Quick Shot Book review - A Threat of Shadows by J. A. Andrews


 Let's give you some facts about the book

Title: A Threat of Shadows

Series: The Keeper Chronicles

#SPBFO Semifinalist

Pages: 460

Overview

Alaric betrayed everything he believed to save Evangeline — and failed.

His last chance to save the woman he loves lies in an ancient Wellstone, a repository of power, buried and lost long ago.

Luck—or something more troubling—leads him to a small group searching for the same stone.

A disgruntled dwarf,

a bumbling wizard,

and an elf with an unsettling amount of power.

If he can gain their trust, they might help him find the cure.

But the Wellstone holds more than he knows, and a terrible evil he’d thought defeated is stirring again, searching for the stone.

Can the companions survive a traitor, a dragon, and their own pasts to reach the stone before time runs out?

Review

J. A. Andrew’s ‘Threat of Shadows’ harks back to the fantasy stories of old. It is kind of like the old Forgotten Realms type books or Terry Brooks.

The story revolves around a ‘Keeper’ (an order of clerics who store memories, histories and stories) called Alaric who has abandoned his role in order to search for a cure for his wife, who was accidently poisoned by a group of villagers in an earlier incident.

He returns to his old life to find knowledge on how to cure her whilst she is kept in stasis to slow the spread of the poison.

On his journey, he meets a dwarf, an elf, a human and a bumbling wizard in a tavern as he sets off on his journey, and is drawn into a quest to stop the return of an evil that has lain dormant for seven years.

This was one of those books that I picked up without knowing anything about it and was pleasantly surprised. It’s a light-hearted read, with mostly well-rounded characters, a fast-paced plot, a decent magic system and some decent world building.

Alaric the Keeper is a strong lead character that has done some questionable things to save his wife and is haunted by his past.

Ayda the Elf is a typical elf, although she does hold some secrets of her own and she does grow in throughout the story.

Then there are the other supporting characters, Gustav the Wizard, Douglan the Dwarf and Brandson & Mille.

Whilst the main characters are well rounded, I did wonder about the supporting characters. Douglan is the typical complaining dwarf, and in all honesty, I could not determine what the role of Brandson & Millie was in the story as they are barely utilised in most of the book.

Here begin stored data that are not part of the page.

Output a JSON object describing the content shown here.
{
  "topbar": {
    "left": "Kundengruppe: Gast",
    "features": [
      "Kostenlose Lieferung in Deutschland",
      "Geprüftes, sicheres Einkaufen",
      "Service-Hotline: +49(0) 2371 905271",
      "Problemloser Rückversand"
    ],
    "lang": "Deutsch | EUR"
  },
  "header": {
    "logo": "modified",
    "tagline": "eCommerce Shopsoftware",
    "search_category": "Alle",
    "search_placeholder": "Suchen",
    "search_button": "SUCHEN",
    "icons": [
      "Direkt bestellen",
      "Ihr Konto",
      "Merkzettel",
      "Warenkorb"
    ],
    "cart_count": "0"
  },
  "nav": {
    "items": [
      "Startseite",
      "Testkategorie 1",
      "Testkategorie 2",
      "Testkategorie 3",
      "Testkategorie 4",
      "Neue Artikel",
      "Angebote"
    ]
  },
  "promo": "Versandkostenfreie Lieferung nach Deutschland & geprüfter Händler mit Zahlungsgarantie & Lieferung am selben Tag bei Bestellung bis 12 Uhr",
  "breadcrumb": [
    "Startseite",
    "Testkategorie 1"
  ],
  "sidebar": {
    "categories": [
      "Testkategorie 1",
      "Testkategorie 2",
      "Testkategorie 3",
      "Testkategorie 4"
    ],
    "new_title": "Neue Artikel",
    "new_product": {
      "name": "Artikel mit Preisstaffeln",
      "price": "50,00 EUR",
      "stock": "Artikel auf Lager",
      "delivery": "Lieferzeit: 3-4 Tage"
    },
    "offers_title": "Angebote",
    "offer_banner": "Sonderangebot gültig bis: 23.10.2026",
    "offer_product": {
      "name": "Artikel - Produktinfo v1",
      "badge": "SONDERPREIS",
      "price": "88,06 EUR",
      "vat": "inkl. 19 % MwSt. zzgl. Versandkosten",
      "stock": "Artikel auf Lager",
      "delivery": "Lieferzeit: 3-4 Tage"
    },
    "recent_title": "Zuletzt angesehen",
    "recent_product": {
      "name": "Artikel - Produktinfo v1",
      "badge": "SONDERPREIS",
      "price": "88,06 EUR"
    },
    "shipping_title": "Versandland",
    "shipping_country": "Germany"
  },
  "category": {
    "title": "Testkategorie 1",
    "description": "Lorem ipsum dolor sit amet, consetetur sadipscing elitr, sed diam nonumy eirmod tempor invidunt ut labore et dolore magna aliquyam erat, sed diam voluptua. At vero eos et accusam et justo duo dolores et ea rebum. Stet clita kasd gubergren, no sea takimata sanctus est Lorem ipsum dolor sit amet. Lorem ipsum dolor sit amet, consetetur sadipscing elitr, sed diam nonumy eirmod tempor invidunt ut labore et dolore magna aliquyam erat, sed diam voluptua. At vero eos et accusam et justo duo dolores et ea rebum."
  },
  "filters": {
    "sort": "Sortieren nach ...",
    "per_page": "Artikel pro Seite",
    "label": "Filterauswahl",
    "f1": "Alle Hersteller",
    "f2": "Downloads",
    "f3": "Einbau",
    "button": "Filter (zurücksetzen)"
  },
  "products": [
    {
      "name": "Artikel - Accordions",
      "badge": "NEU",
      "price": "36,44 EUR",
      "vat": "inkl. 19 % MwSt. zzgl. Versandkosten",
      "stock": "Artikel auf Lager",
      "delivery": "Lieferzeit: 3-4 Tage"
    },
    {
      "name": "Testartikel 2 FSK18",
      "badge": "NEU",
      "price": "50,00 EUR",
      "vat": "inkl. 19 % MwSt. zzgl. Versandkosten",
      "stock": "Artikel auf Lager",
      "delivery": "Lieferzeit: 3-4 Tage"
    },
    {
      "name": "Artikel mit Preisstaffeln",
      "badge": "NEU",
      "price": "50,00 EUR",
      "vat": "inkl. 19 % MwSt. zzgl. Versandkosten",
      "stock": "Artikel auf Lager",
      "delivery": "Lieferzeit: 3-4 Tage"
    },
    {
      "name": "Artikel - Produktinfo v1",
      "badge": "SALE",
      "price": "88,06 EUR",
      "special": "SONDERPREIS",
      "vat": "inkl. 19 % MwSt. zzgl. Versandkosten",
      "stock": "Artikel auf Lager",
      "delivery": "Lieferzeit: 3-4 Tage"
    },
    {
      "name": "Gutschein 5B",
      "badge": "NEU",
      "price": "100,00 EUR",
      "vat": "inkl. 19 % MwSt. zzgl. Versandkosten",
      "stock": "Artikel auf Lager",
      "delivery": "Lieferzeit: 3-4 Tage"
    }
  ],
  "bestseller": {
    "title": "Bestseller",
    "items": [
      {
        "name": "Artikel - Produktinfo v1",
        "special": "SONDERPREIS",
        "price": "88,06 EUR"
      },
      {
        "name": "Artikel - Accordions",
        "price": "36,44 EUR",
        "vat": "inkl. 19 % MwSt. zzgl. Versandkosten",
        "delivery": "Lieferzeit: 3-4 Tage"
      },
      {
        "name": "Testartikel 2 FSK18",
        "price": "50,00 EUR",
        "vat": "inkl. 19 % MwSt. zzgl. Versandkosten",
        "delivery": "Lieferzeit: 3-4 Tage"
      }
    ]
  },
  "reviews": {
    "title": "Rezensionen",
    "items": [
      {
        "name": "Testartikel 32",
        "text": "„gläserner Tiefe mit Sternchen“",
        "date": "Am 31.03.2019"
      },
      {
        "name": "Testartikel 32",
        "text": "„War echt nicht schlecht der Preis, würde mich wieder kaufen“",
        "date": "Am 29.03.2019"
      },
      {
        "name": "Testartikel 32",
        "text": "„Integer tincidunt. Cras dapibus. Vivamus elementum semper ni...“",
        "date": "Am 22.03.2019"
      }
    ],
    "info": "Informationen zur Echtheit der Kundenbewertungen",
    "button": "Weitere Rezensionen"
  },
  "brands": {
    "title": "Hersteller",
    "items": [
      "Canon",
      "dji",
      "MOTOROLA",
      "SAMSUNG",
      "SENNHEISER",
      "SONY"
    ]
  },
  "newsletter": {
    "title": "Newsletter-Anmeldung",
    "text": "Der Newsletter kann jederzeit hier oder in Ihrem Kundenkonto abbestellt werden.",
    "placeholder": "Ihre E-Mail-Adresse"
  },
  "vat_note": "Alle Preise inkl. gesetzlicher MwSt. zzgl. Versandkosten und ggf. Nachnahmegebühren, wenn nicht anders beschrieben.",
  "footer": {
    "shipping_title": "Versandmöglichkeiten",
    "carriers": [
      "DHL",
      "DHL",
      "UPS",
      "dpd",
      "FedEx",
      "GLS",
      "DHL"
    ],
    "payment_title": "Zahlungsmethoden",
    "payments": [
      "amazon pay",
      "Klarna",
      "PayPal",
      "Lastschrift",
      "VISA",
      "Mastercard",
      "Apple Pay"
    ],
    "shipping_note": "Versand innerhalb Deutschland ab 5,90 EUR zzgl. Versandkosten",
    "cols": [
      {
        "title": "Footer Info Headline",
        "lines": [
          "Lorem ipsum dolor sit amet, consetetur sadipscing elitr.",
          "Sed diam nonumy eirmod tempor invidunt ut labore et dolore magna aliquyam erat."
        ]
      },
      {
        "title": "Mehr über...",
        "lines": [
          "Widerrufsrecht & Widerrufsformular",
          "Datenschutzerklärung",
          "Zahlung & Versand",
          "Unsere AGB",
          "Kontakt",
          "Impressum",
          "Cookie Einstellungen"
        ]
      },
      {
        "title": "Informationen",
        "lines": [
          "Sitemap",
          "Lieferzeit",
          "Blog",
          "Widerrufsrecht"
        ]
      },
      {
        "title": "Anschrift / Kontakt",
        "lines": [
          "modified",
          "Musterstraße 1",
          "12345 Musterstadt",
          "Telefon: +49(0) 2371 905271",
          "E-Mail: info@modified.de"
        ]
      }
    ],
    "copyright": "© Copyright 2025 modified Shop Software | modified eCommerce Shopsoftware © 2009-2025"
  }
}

In terms of the plot, it didn’t really hold many surprises and was quite functionable. Although one plot device that I didn’t like was the frequent reference to the main antagonist as an ‘idiot’. I didn’t think this worked. As throughout the narrative, the 'idiot' of an antagonist stays one or two steps ahead of the main characters, so he cannot be that much of an idiot.

However, I don’t hold this against the book, and it didn’t spoil my enjoyment. There are some good ideas in the book, like the well stone. A magical stone that stores memories. And the characters deal the problems that they face in an original way. Not necessarily restoring to the usual hack and slash of some fantasy books

Threat of Shadows is part of a trilogy and I will read the next ones out of interest to see how the book develops.